Time and Chance: an Autobiography
- Dust-jacket for Time and Chance: an Autobiography
- Author: L. Sprague de Camp
- Cover artist: Frank Kelly Freas and Thomas Canty
- Language: English
- Genre: Biography
- Publisher: Donald M. Grant, Publisher, Inc.
- Publication date: 1996
- Publication place: United States
- Media type: Print (Hardback)
- Pages: 444 pp
- ISBN: 1-880418-32-0
- OCLC: 36569358
- Dewey Decimal: 813/.52 B 21
- LC Class: PS3507.E2344 Z464 1996

= Time and Chance: An Autobiography =

1996 autobiography of L. Sprague de Camp

Time and Chance: an Autobiography is the autobiography of science fiction and fantasy writer L. Sprague de Camp, first published in hardcover by Donald M. Grant, Publisher, Inc. in 1996. An E-book edition was published by Gollancz's SF Gateway imprint on September 29, 2011, as part of a general release of de Camp's works in electronic form.

==Summary==
The book covers the writer's life and ancestry in a series of vignettes extending from the immigration of his ancestor Laurent de Camp to Nieuw Amsterdam in 1664 to his own move to Plano, Texas in 1989. The main focus is on his own life, travels, works, and friends in the writing community, such as Isaac Asimov and Robert A. Heinlein.

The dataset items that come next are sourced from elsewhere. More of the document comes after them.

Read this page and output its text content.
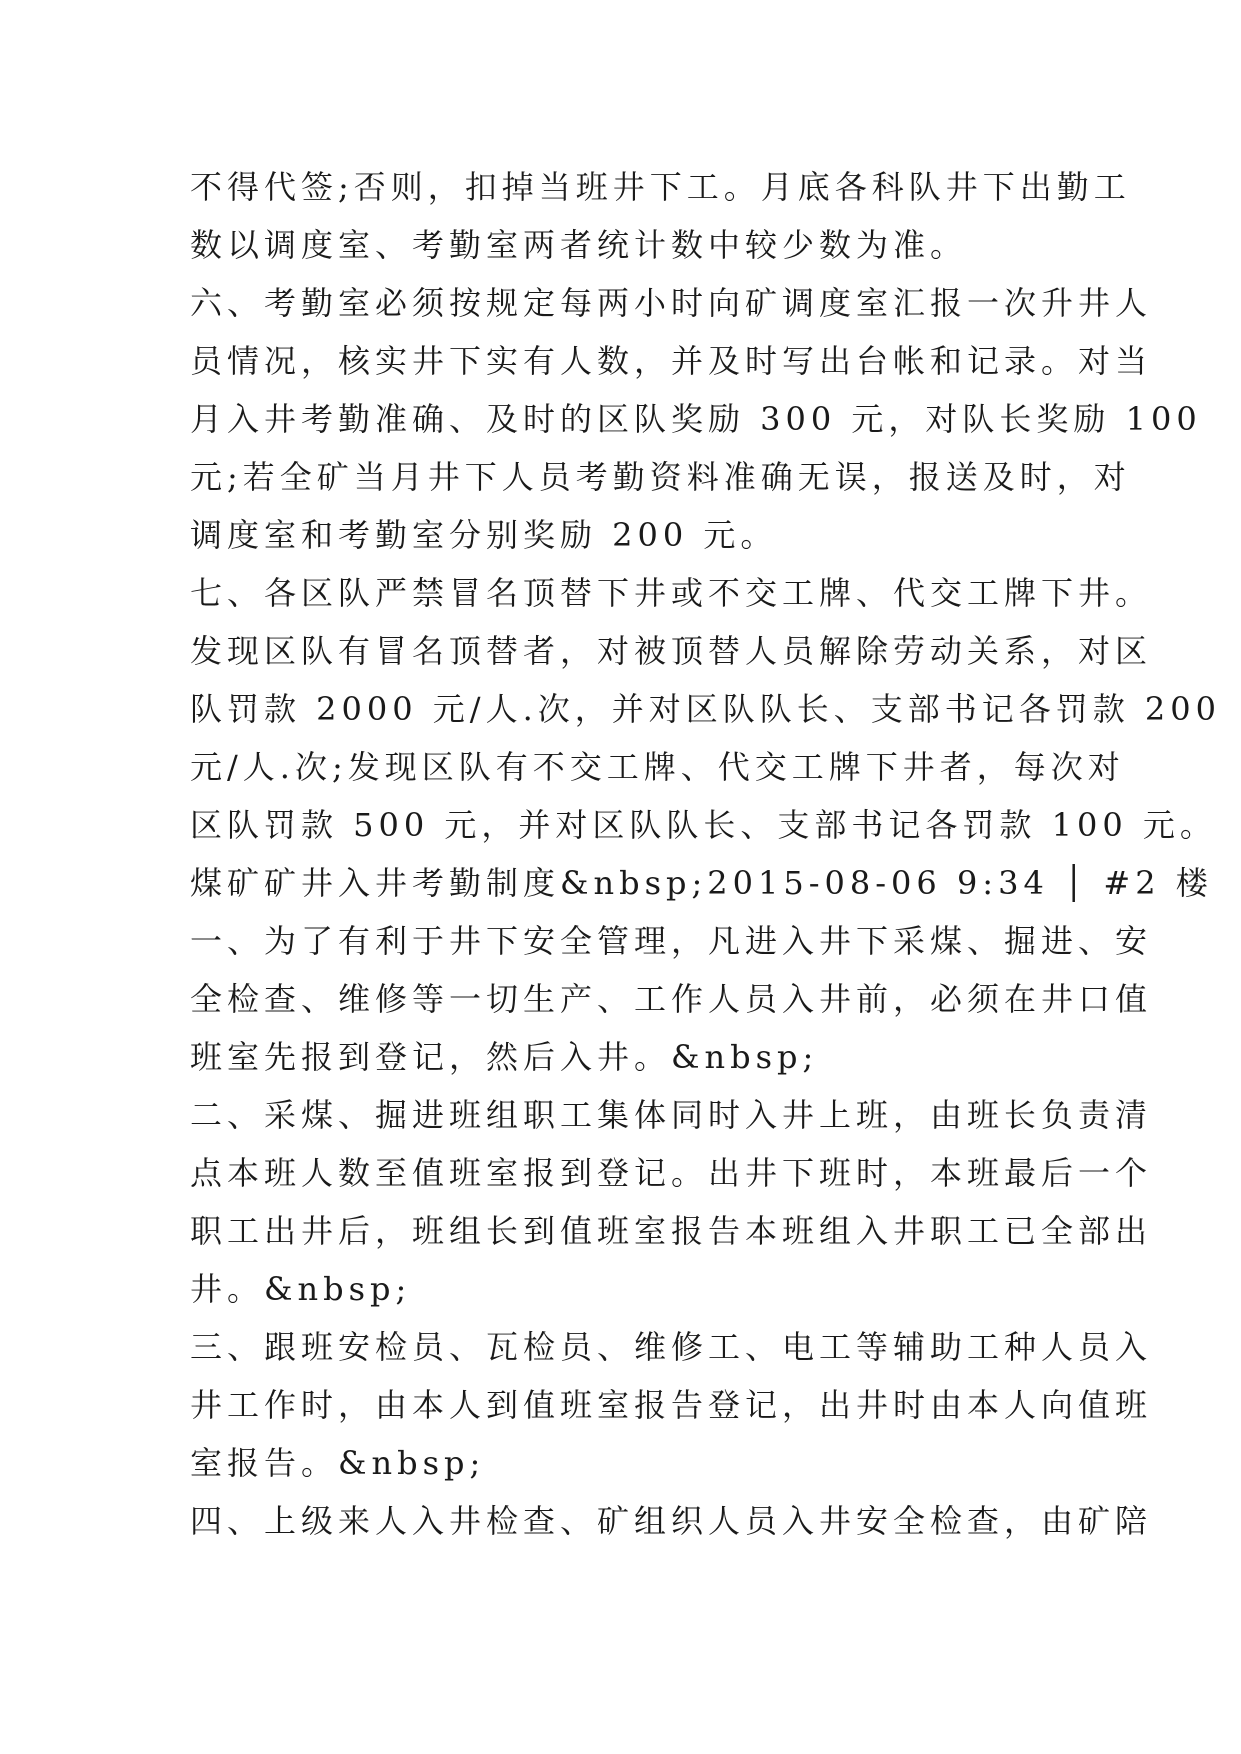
不得代签;否则，扣掉当班井下工。月底各科队井下出勤工
数以调度室、考勤室两者统计数中较少数为准。
六、考勤室必须按规定每两小时向矿调度室汇报一次升井人
员情况，核实井下实有人数，并及时写出台帐和记录。对当
月入井考勤准确、及时的区队奖励 300 元，对队长奖励 100
元;若全矿当月井下人员考勤资料准确无误，报送及时，对
调度室和考勤室分别奖励 200 元。
七、各区队严禁冒名顶替下井或不交工牌、代交工牌下井。
发现区队有冒名顶替者，对被顶替人员解除劳动关系，对区
队罚款 2000 元/人.次，并对区队队长、支部书记各罚款 200
元/人.次;发现区队有不交工牌、代交工牌下井者，每次对
区队罚款 500 元，并对区队队长、支部书记各罚款 100 元。
煤矿矿井入井考勤制度&nbsp;2015-08-06 9:34 │ #2 楼
一、为了有利于井下安全管理，凡进入井下采煤、掘进、安
全检查、维修等一切生产、工作人员入井前，必须在井口值
班室先报到登记，然后入井。&nbsp;
二、采煤、掘进班组职工集体同时入井上班，由班长负责清
点本班人数至值班室报到登记。出井下班时，本班最后一个
职工出井后，班组长到值班室报告本班组入井职工已全部出
井。&nbsp;
三、跟班安检员、瓦检员、维修工、电工等辅助工种人员入
井工作时，由本人到值班室报告登记，出井时由本人向值班
室报告。&nbsp;
四、上级来人入井检查、矿组织人员入井安全检查，由矿陪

There is little in the way of evaluation of his work, a task he leaves in the main for others, though he frequently makes note of people, places and incidents that inspired characters, locales and similar incidents in his fiction.

==Awards==
The book won the 1997 Hugo Award for Best Non-Fiction Book and placed second in the 1997 Locus Poll Award for Best Non-Fiction.